Das Mädchen drückte Tissons Hand. Hatte sein harscher Tonfall es erschreckt? Er stellte das Glas ab, streichelte die Wange des Kindes, bis sich dessen Griff wieder löste, und gab ihm den Rest zu trinken.
„Wo schläft das Kind?“, fragte er, woraufhin Madame Debra ins Nebenzimmer huschte.
Tisson folgte ihr, das Mädchen auf dem Arm. Im trüben Licht einer Petroleumlampe, konnte er gerade noch sehen, wie Madame Debra Kissen und Decke von zwei aneinander gestellten Stühlen nahm, die offensichtlich als Schlafstatt für das Mädchen dienten, und auf dem einzigen Bett im Raum ausbreitete.
„Hier“, sagte sie und klopfte mit der Hand auf die Matratze.
Tisson legte das Mädchen vorsichtig darauf ab.
Wieder in der Stube sagte er zu Madame Debra: „Wenn Sie sich nicht um das Kind kümmern, wird es sterben.“
„Sagen Sie doch so etwas nicht. Herr Doktor, bitte. Natürlich kümmere ich mich um sie. Was soll ich nur tun? Was soll ich nur tun?“
Sie schlug die Hände vors Gesicht.
„Sie haben gesehen, wie ich ihr gerade den Wein eingeflößt habe?“
Die Frau nickte in ihre aneinander gelegten Hände hinein.

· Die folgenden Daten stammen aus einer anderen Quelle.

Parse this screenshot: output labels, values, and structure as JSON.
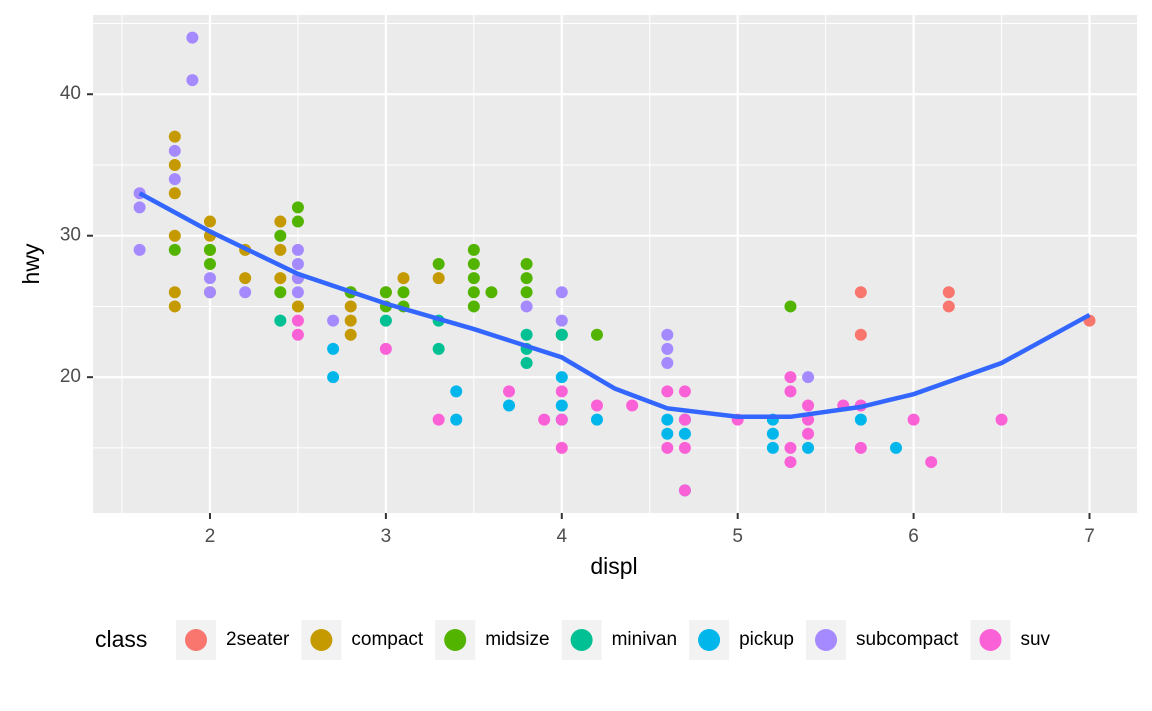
{
  "chart_data": {
    "type": "scatter",
    "x_label": "displ",
    "y_label": "hwy",
    "legend_title": "class",
    "legend_position": "bottom",
    "grid": true,
    "xlim": [
      1.335,
      7.27
    ],
    "ylim": [
      10.4,
      45.6
    ],
    "xticks": [
      2,
      3,
      4,
      5,
      6,
      7
    ],
    "yticks": [
      20,
      30,
      40
    ],
    "xminor": [
      1.5,
      2.5,
      3.5,
      4.5,
      5.5,
      6.5
    ],
    "yminor": [
      15,
      25,
      35,
      45
    ],
    "series": [
      {
        "name": "2seater",
        "color": "#F8766D",
        "x": [
          5.7,
          5.7,
          6.2,
          6.2,
          7
        ],
        "values": [
          26,
          23,
          26,
          25,
          24
        ]
      },
      {
        "name": "compact",
        "color": "#C49A00",
        "x": [
          1.8,
          1.8,
          1.8,
          1.8,
          1.8,
          1.8,
          2,
          2,
          2,
          2,
          2.2,
          2.2,
          2.4,
          2.4,
          2.4,
          2.5,
          2.5,
          2.8,
          2.8,
          2.8,
          2.8,
          3,
          3.1,
          3.3
        ],
        "values": [
          37,
          35,
          33,
          30,
          26,
          25,
          31,
          30,
          29,
          26,
          29,
          27,
          31,
          29,
          27,
          27,
          25,
          26,
          25,
          24,
          23,
          26,
          27,
          27
        ]
      },
      {
        "name": "midsize",
        "color": "#53B400",
        "x": [
          1.8,
          2,
          2,
          2.4,
          2.4,
          2.5,
          2.5,
          2.8,
          3,
          3,
          3.1,
          3.1,
          3.3,
          3.5,
          3.5,
          3.5,
          3.5,
          3.5,
          3.6,
          3.8,
          3.8,
          3.8,
          4,
          4.2,
          5.3
        ],
        "values": [
          29,
          29,
          28,
          30,
          26,
          32,
          31,
          26,
          26,
          25,
          26,
          25,
          28,
          29,
          28,
          27,
          26,
          25,
          26,
          28,
          27,
          26,
          23,
          23,
          25
        ]
      },
      {
        "name": "minivan",
        "color": "#00C094",
        "x": [
          2.4,
          3,
          3.3,
          3.3,
          3.8,
          3.8,
          3.8,
          4
        ],
        "values": [
          24,
          24,
          24,
          22,
          23,
          22,
          21,
          23
        ]
      },
      {
        "name": "pickup",
        "color": "#00B6EB",
        "x": [
          2.7,
          2.7,
          3.4,
          3.4,
          3.7,
          4,
          4,
          4,
          4.2,
          4.6,
          4.6,
          4.7,
          4.7,
          4.7,
          5.2,
          5.2,
          5.2,
          5.4,
          5.7,
          5.9
        ],
        "values": [
          22,
          20,
          19,
          17,
          18,
          20,
          18,
          17,
          17,
          17,
          16,
          16,
          17,
          12,
          17,
          16,
          15,
          15,
          17,
          15
        ]
      },
      {
        "name": "subcompact",
        "color": "#A58AFF",
        "x": [
          1.6,
          1.6,
          1.6,
          1.8,
          1.8,
          1.9,
          1.9,
          2,
          2,
          2.2,
          2.5,
          2.5,
          2.5,
          2.5,
          2.7,
          3.8,
          4,
          4,
          4.6,
          4.6,
          4.6,
          5.4
        ],
        "values": [
          33,
          32,
          29,
          36,
          34,
          44,
          41,
          27,
          26,
          26,
          29,
          28,
          27,
          26,
          24,
          25,
          26,
          24,
          23,
          22,
          21,
          20
        ]
      },
      {
        "name": "suv",
        "color": "#FB61D7",
        "x": [
          2.5,
          2.5,
          3,
          3.3,
          3.7,
          3.9,
          4,
          4,
          4,
          4.2,
          4.4,
          4.6,
          4.6,
          4.7,
          4.7,
          4.7,
          4.7,
          5,
          5.3,
          5.3,
          5.3,
          5.3,
          5.4,
          5.4,
          5.4,
          5.6,
          5.7,
          5.7,
          6,
          6.1,
          6.5
        ],
        "values": [
          24,
          23,
          22,
          17,
          19,
          17,
          19,
          17,
          15,
          18,
          18,
          19,
          15,
          19,
          17,
          15,
          12,
          17,
          20,
          19,
          15,
          14,
          18,
          17,
          16,
          18,
          18,
          15,
          17,
          14,
          17
        ]
      }
    ],
    "smooth": {
      "color": "#3366FF",
      "x": [
        1.6,
        2,
        2.5,
        3,
        3.5,
        4,
        4.3,
        4.6,
        5,
        5.3,
        5.7,
        6,
        6.5,
        7
      ],
      "values": [
        33,
        30.3,
        27.3,
        25.2,
        23.4,
        21.4,
        19.2,
        17.8,
        17.2,
        17.2,
        17.9,
        18.8,
        21,
        24.4
      ]
    }
  }
}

„Jede halbe Stunden geben Sie ihr Wein mit Zucker. Und eine Kante Brot. Haben Sie das verstanden?“
In ein paar Tagen werde er wiederkommen. Wenn noch jemand im Haushalt erkranke, solle sie ihm unverzüglich Bescheid geben.

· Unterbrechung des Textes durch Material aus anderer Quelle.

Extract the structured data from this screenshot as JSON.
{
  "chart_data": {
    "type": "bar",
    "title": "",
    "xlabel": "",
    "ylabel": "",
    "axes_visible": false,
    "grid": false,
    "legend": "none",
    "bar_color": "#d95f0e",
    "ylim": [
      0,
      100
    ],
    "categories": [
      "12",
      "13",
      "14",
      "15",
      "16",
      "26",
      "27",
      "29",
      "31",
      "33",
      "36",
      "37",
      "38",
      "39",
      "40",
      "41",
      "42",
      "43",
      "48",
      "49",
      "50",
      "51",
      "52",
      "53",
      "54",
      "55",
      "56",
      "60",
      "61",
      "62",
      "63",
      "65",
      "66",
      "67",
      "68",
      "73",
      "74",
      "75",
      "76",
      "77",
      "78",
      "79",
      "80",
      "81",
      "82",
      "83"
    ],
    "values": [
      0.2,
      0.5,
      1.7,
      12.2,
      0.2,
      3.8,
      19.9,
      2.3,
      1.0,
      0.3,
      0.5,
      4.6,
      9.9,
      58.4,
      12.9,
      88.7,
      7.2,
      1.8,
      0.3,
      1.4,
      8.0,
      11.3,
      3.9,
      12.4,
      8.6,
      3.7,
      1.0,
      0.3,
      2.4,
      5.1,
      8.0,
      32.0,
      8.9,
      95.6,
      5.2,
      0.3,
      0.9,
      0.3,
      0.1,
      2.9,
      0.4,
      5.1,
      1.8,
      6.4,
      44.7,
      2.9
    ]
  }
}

„Herr Doktor, wie stellen Sie sich das vor? Jede halbe Stunde. Ich bin jetzt schon hinterher. Hundert Sträuße hätte ich heute Morgen abliefern sollen. Die Kiste steht auf der Kommode und es sind nur fünfzig Sträuße darin. Und jetzt, wo das Kind mir nicht helfen kann, fehlt das Geld an allen Ecken und Enden.“
„Machen Sie, was ich Ihnen gesagt habe. Dann wird Rosalie auch bald wieder gesund und kann Ihnen helfen.“ Die Schrunden an den Fingern des Mädchens waren ihm nicht entgangen.